I am reminded of Jean Baudrillard, writing about the log fires on sale at Esso gas stations. He claimed that ‘What is consumed here is the simultaneous, combined, collusive enjoyment of the automobile and the defunct prestige of everything whose death-knell the automobile sounded – the latter now resuscitated by the automobile!’ If we substitute the fashion striker’s uniform for the log fire and the fashion system for the automobile, the analogy holds. In this same essay, Baudrillard also declaims historical re-enactments with their meticulous attention to the verisimilitude of the re-enactors’ attire, for the same reasons. Sure, Baudrillard’s a notoriously grumpy guy when it comes to faith in signifiers, but it seems that he has a point here. It’s telling that the grey sweatsuit manifesto promises socials in participating cities, including parties, parades, bike rides, nature walks and re-enactments for the so-called revolutionaries. How have we reached a point where wearing nothing or a sheet or some kind of ironic suburban sackcloth can pass as a serious subversive gesture? Unless, of course, fashion has truly taken over everything and no escape is possible, only collusion, in whatever form.

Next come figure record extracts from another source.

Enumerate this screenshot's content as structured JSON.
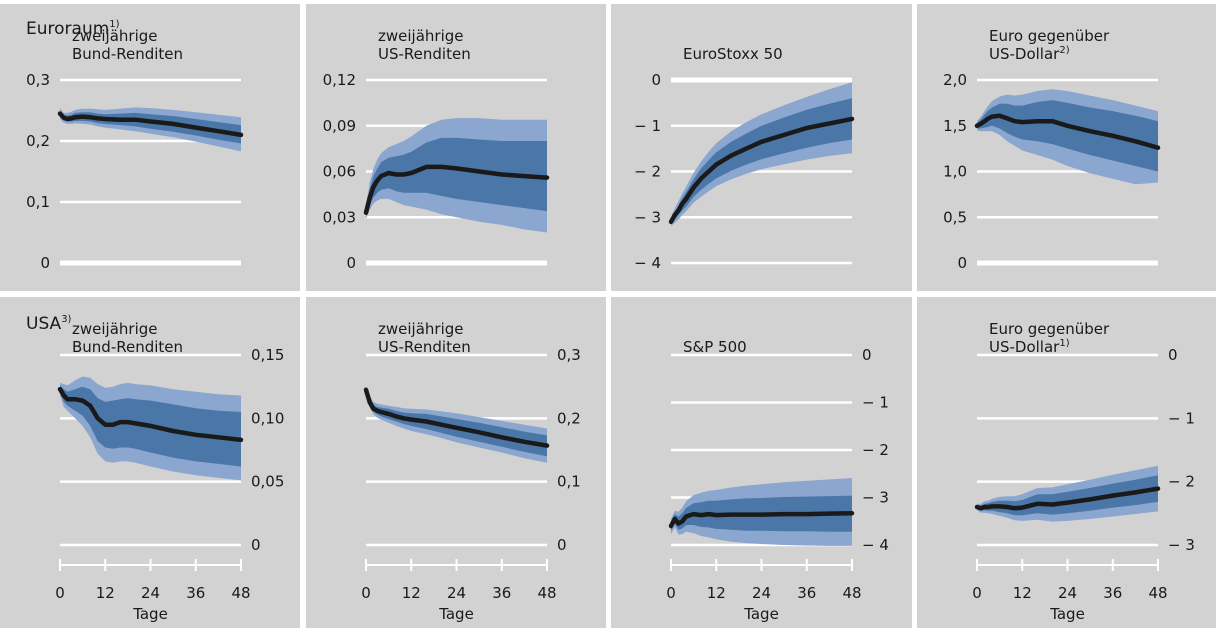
{
  "figure": {
    "row_labels": [
      {
        "text": "Euroraum",
        "sup": "1)"
      },
      {
        "text": "USA",
        "sup": "3)"
      }
    ],
    "x_axis_label": "Tage",
    "x_ticks": [
      "0",
      "12",
      "24",
      "36",
      "48"
    ]
  },
  "colors": {
    "panel_bg": "#d2d2d2",
    "band_outer": "#8ba6cf",
    "band_inner": "#4a77a8",
    "median_line": "#1a1a1a",
    "gridline": "#ffffff"
  },
  "chart_data": [
    {
      "type": "area",
      "row": "Euroraum",
      "title": [
        "zweijährige",
        "Bund-Renditen"
      ],
      "title_sup": "",
      "y_axis_side": "left",
      "ylim": [
        0,
        0.3
      ],
      "y_ticks": [
        0,
        0.1,
        0.2,
        0.3
      ],
      "y_tick_labels": [
        "0",
        "0,1",
        "0,2",
        "0,3"
      ],
      "x": [
        0,
        1,
        2,
        3,
        4,
        6,
        8,
        10,
        12,
        16,
        20,
        24,
        30,
        36,
        42,
        48
      ],
      "median": [
        0.245,
        0.238,
        0.236,
        0.237,
        0.239,
        0.24,
        0.239,
        0.237,
        0.236,
        0.235,
        0.235,
        0.232,
        0.228,
        0.222,
        0.216,
        0.21
      ],
      "inner_lower": [
        0.24,
        0.234,
        0.232,
        0.232,
        0.233,
        0.233,
        0.232,
        0.229,
        0.228,
        0.226,
        0.224,
        0.22,
        0.215,
        0.209,
        0.202,
        0.196
      ],
      "inner_upper": [
        0.25,
        0.242,
        0.242,
        0.243,
        0.246,
        0.247,
        0.247,
        0.245,
        0.244,
        0.245,
        0.246,
        0.244,
        0.241,
        0.236,
        0.231,
        0.226
      ],
      "outer_lower": [
        0.236,
        0.23,
        0.228,
        0.228,
        0.229,
        0.228,
        0.227,
        0.224,
        0.222,
        0.219,
        0.216,
        0.212,
        0.206,
        0.199,
        0.191,
        0.183
      ],
      "outer_upper": [
        0.254,
        0.246,
        0.246,
        0.248,
        0.251,
        0.253,
        0.253,
        0.252,
        0.251,
        0.253,
        0.255,
        0.254,
        0.251,
        0.247,
        0.243,
        0.239
      ]
    },
    {
      "type": "area",
      "row": "Euroraum",
      "title": [
        "zweijährige",
        "US-Renditen"
      ],
      "title_sup": "",
      "y_axis_side": "left",
      "ylim": [
        0,
        0.12
      ],
      "y_ticks": [
        0,
        0.03,
        0.06,
        0.09,
        0.12
      ],
      "y_tick_labels": [
        "0",
        "0,03",
        "0,06",
        "0,09",
        "0,12"
      ],
      "x": [
        0,
        1,
        2,
        3,
        4,
        6,
        8,
        10,
        12,
        16,
        20,
        24,
        30,
        36,
        42,
        48
      ],
      "median": [
        0.033,
        0.043,
        0.05,
        0.054,
        0.057,
        0.059,
        0.058,
        0.058,
        0.059,
        0.063,
        0.063,
        0.062,
        0.06,
        0.058,
        0.057,
        0.056
      ],
      "inner_lower": [
        0.031,
        0.038,
        0.043,
        0.046,
        0.048,
        0.049,
        0.047,
        0.046,
        0.046,
        0.046,
        0.044,
        0.042,
        0.04,
        0.038,
        0.036,
        0.034
      ],
      "inner_upper": [
        0.036,
        0.049,
        0.057,
        0.062,
        0.066,
        0.069,
        0.07,
        0.071,
        0.073,
        0.079,
        0.082,
        0.082,
        0.081,
        0.08,
        0.08,
        0.08
      ],
      "outer_lower": [
        0.029,
        0.035,
        0.039,
        0.041,
        0.042,
        0.042,
        0.04,
        0.038,
        0.037,
        0.035,
        0.032,
        0.03,
        0.027,
        0.025,
        0.022,
        0.02
      ],
      "outer_upper": [
        0.038,
        0.053,
        0.062,
        0.068,
        0.072,
        0.076,
        0.078,
        0.08,
        0.083,
        0.09,
        0.094,
        0.095,
        0.095,
        0.094,
        0.094,
        0.094
      ]
    },
    {
      "type": "area",
      "row": "Euroraum",
      "title": [
        "EuroStoxx 50"
      ],
      "title_sup": "",
      "y_axis_side": "left",
      "ylim": [
        -4,
        0
      ],
      "y_ticks": [
        -4,
        -3,
        -2,
        -1,
        0
      ],
      "y_tick_labels": [
        "− 4",
        "− 3",
        "− 2",
        "− 1",
        "0"
      ],
      "x": [
        0,
        1,
        2,
        3,
        4,
        6,
        8,
        10,
        12,
        16,
        20,
        24,
        30,
        36,
        42,
        48
      ],
      "median": [
        -3.1,
        -2.95,
        -2.85,
        -2.7,
        -2.6,
        -2.35,
        -2.15,
        -2.0,
        -1.85,
        -1.65,
        -1.5,
        -1.35,
        -1.2,
        -1.05,
        -0.95,
        -0.85
      ],
      "inner_lower": [
        -3.15,
        -3.05,
        -2.95,
        -2.85,
        -2.77,
        -2.55,
        -2.4,
        -2.27,
        -2.15,
        -1.98,
        -1.85,
        -1.73,
        -1.6,
        -1.48,
        -1.38,
        -1.3
      ],
      "inner_upper": [
        -3.05,
        -2.88,
        -2.75,
        -2.58,
        -2.45,
        -2.17,
        -1.93,
        -1.75,
        -1.58,
        -1.35,
        -1.17,
        -1.0,
        -0.82,
        -0.65,
        -0.52,
        -0.4
      ],
      "outer_lower": [
        -3.2,
        -3.12,
        -3.05,
        -2.95,
        -2.87,
        -2.68,
        -2.55,
        -2.43,
        -2.32,
        -2.17,
        -2.05,
        -1.95,
        -1.84,
        -1.74,
        -1.66,
        -1.6
      ],
      "outer_upper": [
        -3.0,
        -2.8,
        -2.65,
        -2.48,
        -2.33,
        -2.03,
        -1.78,
        -1.57,
        -1.38,
        -1.12,
        -0.92,
        -0.75,
        -0.55,
        -0.37,
        -0.2,
        -0.05
      ]
    },
    {
      "type": "area",
      "row": "Euroraum",
      "title": [
        "Euro gegenüber",
        "US-Dollar"
      ],
      "title_sup": "2)",
      "y_axis_side": "left",
      "ylim": [
        0,
        2.0
      ],
      "y_ticks": [
        0,
        0.5,
        1.0,
        1.5,
        2.0
      ],
      "y_tick_labels": [
        "0",
        "0,5",
        "1,0",
        "1,5",
        "2,0"
      ],
      "x": [
        0,
        1,
        2,
        3,
        4,
        6,
        8,
        10,
        12,
        16,
        20,
        24,
        30,
        36,
        42,
        48
      ],
      "median": [
        1.5,
        1.52,
        1.55,
        1.58,
        1.6,
        1.61,
        1.58,
        1.55,
        1.54,
        1.55,
        1.55,
        1.5,
        1.44,
        1.39,
        1.33,
        1.26
      ],
      "inner_lower": [
        1.47,
        1.47,
        1.48,
        1.49,
        1.5,
        1.47,
        1.42,
        1.38,
        1.35,
        1.33,
        1.3,
        1.25,
        1.18,
        1.12,
        1.06,
        1.0
      ],
      "inner_upper": [
        1.53,
        1.57,
        1.62,
        1.67,
        1.7,
        1.74,
        1.74,
        1.72,
        1.72,
        1.76,
        1.78,
        1.75,
        1.7,
        1.66,
        1.61,
        1.55
      ],
      "outer_lower": [
        1.45,
        1.44,
        1.44,
        1.44,
        1.44,
        1.4,
        1.33,
        1.28,
        1.23,
        1.18,
        1.13,
        1.06,
        0.98,
        0.92,
        0.86,
        0.88
      ],
      "outer_upper": [
        1.55,
        1.6,
        1.66,
        1.72,
        1.77,
        1.82,
        1.84,
        1.83,
        1.84,
        1.88,
        1.9,
        1.88,
        1.83,
        1.78,
        1.72,
        1.66
      ]
    },
    {
      "type": "area",
      "row": "USA",
      "title": [
        "zweijährige",
        "Bund-Renditen"
      ],
      "title_sup": "",
      "y_axis_side": "right",
      "ylim": [
        0,
        0.15
      ],
      "y_ticks": [
        0,
        0.05,
        0.1,
        0.15
      ],
      "y_tick_labels": [
        "0",
        "0,05",
        "0,10",
        "0,15"
      ],
      "x": [
        0,
        1,
        2,
        3,
        4,
        6,
        8,
        10,
        12,
        14,
        16,
        18,
        20,
        24,
        30,
        36,
        42,
        48
      ],
      "median": [
        0.123,
        0.118,
        0.115,
        0.115,
        0.115,
        0.114,
        0.11,
        0.1,
        0.095,
        0.095,
        0.097,
        0.097,
        0.096,
        0.094,
        0.09,
        0.087,
        0.085,
        0.083
      ],
      "inner_lower": [
        0.12,
        0.113,
        0.11,
        0.108,
        0.106,
        0.102,
        0.094,
        0.082,
        0.077,
        0.076,
        0.077,
        0.077,
        0.076,
        0.073,
        0.069,
        0.066,
        0.064,
        0.062
      ],
      "inner_upper": [
        0.126,
        0.123,
        0.121,
        0.122,
        0.123,
        0.125,
        0.123,
        0.116,
        0.113,
        0.114,
        0.115,
        0.116,
        0.115,
        0.114,
        0.111,
        0.108,
        0.106,
        0.105
      ],
      "outer_lower": [
        0.118,
        0.109,
        0.106,
        0.103,
        0.1,
        0.094,
        0.085,
        0.072,
        0.066,
        0.065,
        0.066,
        0.066,
        0.065,
        0.062,
        0.058,
        0.055,
        0.053,
        0.051
      ],
      "outer_upper": [
        0.128,
        0.127,
        0.126,
        0.128,
        0.13,
        0.133,
        0.132,
        0.127,
        0.124,
        0.125,
        0.127,
        0.128,
        0.127,
        0.126,
        0.123,
        0.121,
        0.119,
        0.118
      ]
    },
    {
      "type": "area",
      "row": "USA",
      "title": [
        "zweijährige",
        "US-Renditen"
      ],
      "title_sup": "",
      "y_axis_side": "right",
      "ylim": [
        0,
        0.3
      ],
      "y_ticks": [
        0,
        0.1,
        0.2,
        0.3
      ],
      "y_tick_labels": [
        "0",
        "0,1",
        "0,2",
        "0,3"
      ],
      "x": [
        0,
        1,
        2,
        3,
        4,
        6,
        8,
        10,
        12,
        16,
        20,
        24,
        30,
        36,
        42,
        48
      ],
      "median": [
        0.245,
        0.225,
        0.215,
        0.212,
        0.21,
        0.207,
        0.203,
        0.2,
        0.198,
        0.195,
        0.19,
        0.185,
        0.178,
        0.17,
        0.163,
        0.157
      ],
      "inner_lower": [
        0.242,
        0.22,
        0.21,
        0.206,
        0.203,
        0.199,
        0.195,
        0.191,
        0.188,
        0.183,
        0.177,
        0.171,
        0.163,
        0.155,
        0.147,
        0.14
      ],
      "inner_upper": [
        0.248,
        0.23,
        0.221,
        0.218,
        0.217,
        0.215,
        0.212,
        0.209,
        0.208,
        0.207,
        0.203,
        0.199,
        0.193,
        0.186,
        0.179,
        0.173
      ],
      "outer_lower": [
        0.24,
        0.217,
        0.206,
        0.201,
        0.198,
        0.193,
        0.188,
        0.184,
        0.18,
        0.175,
        0.169,
        0.162,
        0.154,
        0.146,
        0.137,
        0.13
      ],
      "outer_upper": [
        0.25,
        0.234,
        0.226,
        0.223,
        0.222,
        0.22,
        0.218,
        0.216,
        0.215,
        0.214,
        0.211,
        0.208,
        0.202,
        0.196,
        0.19,
        0.184
      ]
    },
    {
      "type": "area",
      "row": "USA",
      "title": [
        "S&P 500"
      ],
      "title_sup": "",
      "y_axis_side": "right",
      "ylim": [
        -4,
        0
      ],
      "y_ticks": [
        -4,
        -3,
        -2,
        -1,
        0
      ],
      "y_tick_labels": [
        "− 4",
        "− 3",
        "− 2",
        "− 1",
        "0"
      ],
      "x": [
        0,
        1,
        2,
        3,
        4,
        6,
        8,
        10,
        12,
        16,
        20,
        24,
        30,
        36,
        42,
        48
      ],
      "median": [
        -3.6,
        -3.45,
        -3.55,
        -3.5,
        -3.4,
        -3.35,
        -3.37,
        -3.35,
        -3.37,
        -3.36,
        -3.36,
        -3.36,
        -3.35,
        -3.35,
        -3.34,
        -3.33
      ],
      "inner_lower": [
        -3.7,
        -3.55,
        -3.68,
        -3.65,
        -3.58,
        -3.58,
        -3.62,
        -3.63,
        -3.66,
        -3.68,
        -3.7,
        -3.7,
        -3.71,
        -3.71,
        -3.72,
        -3.72
      ],
      "inner_upper": [
        -3.5,
        -3.35,
        -3.4,
        -3.33,
        -3.22,
        -3.12,
        -3.1,
        -3.07,
        -3.07,
        -3.04,
        -3.02,
        -3.01,
        -2.99,
        -2.98,
        -2.97,
        -2.96
      ],
      "outer_lower": [
        -3.78,
        -3.62,
        -3.78,
        -3.77,
        -3.72,
        -3.75,
        -3.81,
        -3.84,
        -3.88,
        -3.93,
        -3.96,
        -3.98,
        -4.0,
        -4.01,
        -4.02,
        -4.02
      ],
      "outer_upper": [
        -3.45,
        -3.28,
        -3.3,
        -3.21,
        -3.08,
        -2.95,
        -2.9,
        -2.86,
        -2.84,
        -2.79,
        -2.75,
        -2.72,
        -2.68,
        -2.65,
        -2.62,
        -2.59
      ]
    },
    {
      "type": "area",
      "row": "USA",
      "title": [
        "Euro gegenüber",
        "US-Dollar"
      ],
      "title_sup": "1)",
      "y_axis_side": "right",
      "ylim": [
        -3,
        0
      ],
      "y_ticks": [
        -3,
        -2,
        -1,
        0
      ],
      "y_tick_labels": [
        "− 3",
        "− 2",
        "− 1",
        "0"
      ],
      "x": [
        0,
        1,
        2,
        3,
        4,
        6,
        8,
        10,
        12,
        16,
        20,
        24,
        30,
        36,
        42,
        48
      ],
      "median": [
        -2.4,
        -2.42,
        -2.4,
        -2.4,
        -2.39,
        -2.39,
        -2.4,
        -2.42,
        -2.41,
        -2.35,
        -2.36,
        -2.33,
        -2.28,
        -2.22,
        -2.17,
        -2.11
      ],
      "inner_lower": [
        -2.43,
        -2.46,
        -2.45,
        -2.46,
        -2.46,
        -2.48,
        -2.5,
        -2.53,
        -2.53,
        -2.5,
        -2.52,
        -2.5,
        -2.46,
        -2.41,
        -2.37,
        -2.32
      ],
      "inner_upper": [
        -2.37,
        -2.38,
        -2.35,
        -2.34,
        -2.32,
        -2.3,
        -2.3,
        -2.31,
        -2.29,
        -2.2,
        -2.2,
        -2.16,
        -2.1,
        -2.03,
        -1.97,
        -1.9
      ],
      "outer_lower": [
        -2.45,
        -2.49,
        -2.49,
        -2.5,
        -2.51,
        -2.54,
        -2.57,
        -2.61,
        -2.62,
        -2.6,
        -2.63,
        -2.62,
        -2.59,
        -2.55,
        -2.51,
        -2.47
      ],
      "outer_upper": [
        -2.35,
        -2.35,
        -2.31,
        -2.3,
        -2.27,
        -2.24,
        -2.23,
        -2.23,
        -2.2,
        -2.1,
        -2.09,
        -2.04,
        -1.97,
        -1.89,
        -1.82,
        -1.75
      ]
    }
  ]
}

If that’s the case, the most rebellious protest against the fashion system may just be to wear the same old stuff that’s kicking around in your closet. Find what you absolutely adore and replace it when it falls apart. You want new meanings? You want your clothes to tell the world how plugged in and original you really are? Go out and live. Supply new contexts. Or just wait for time to pass, and history will do it for you.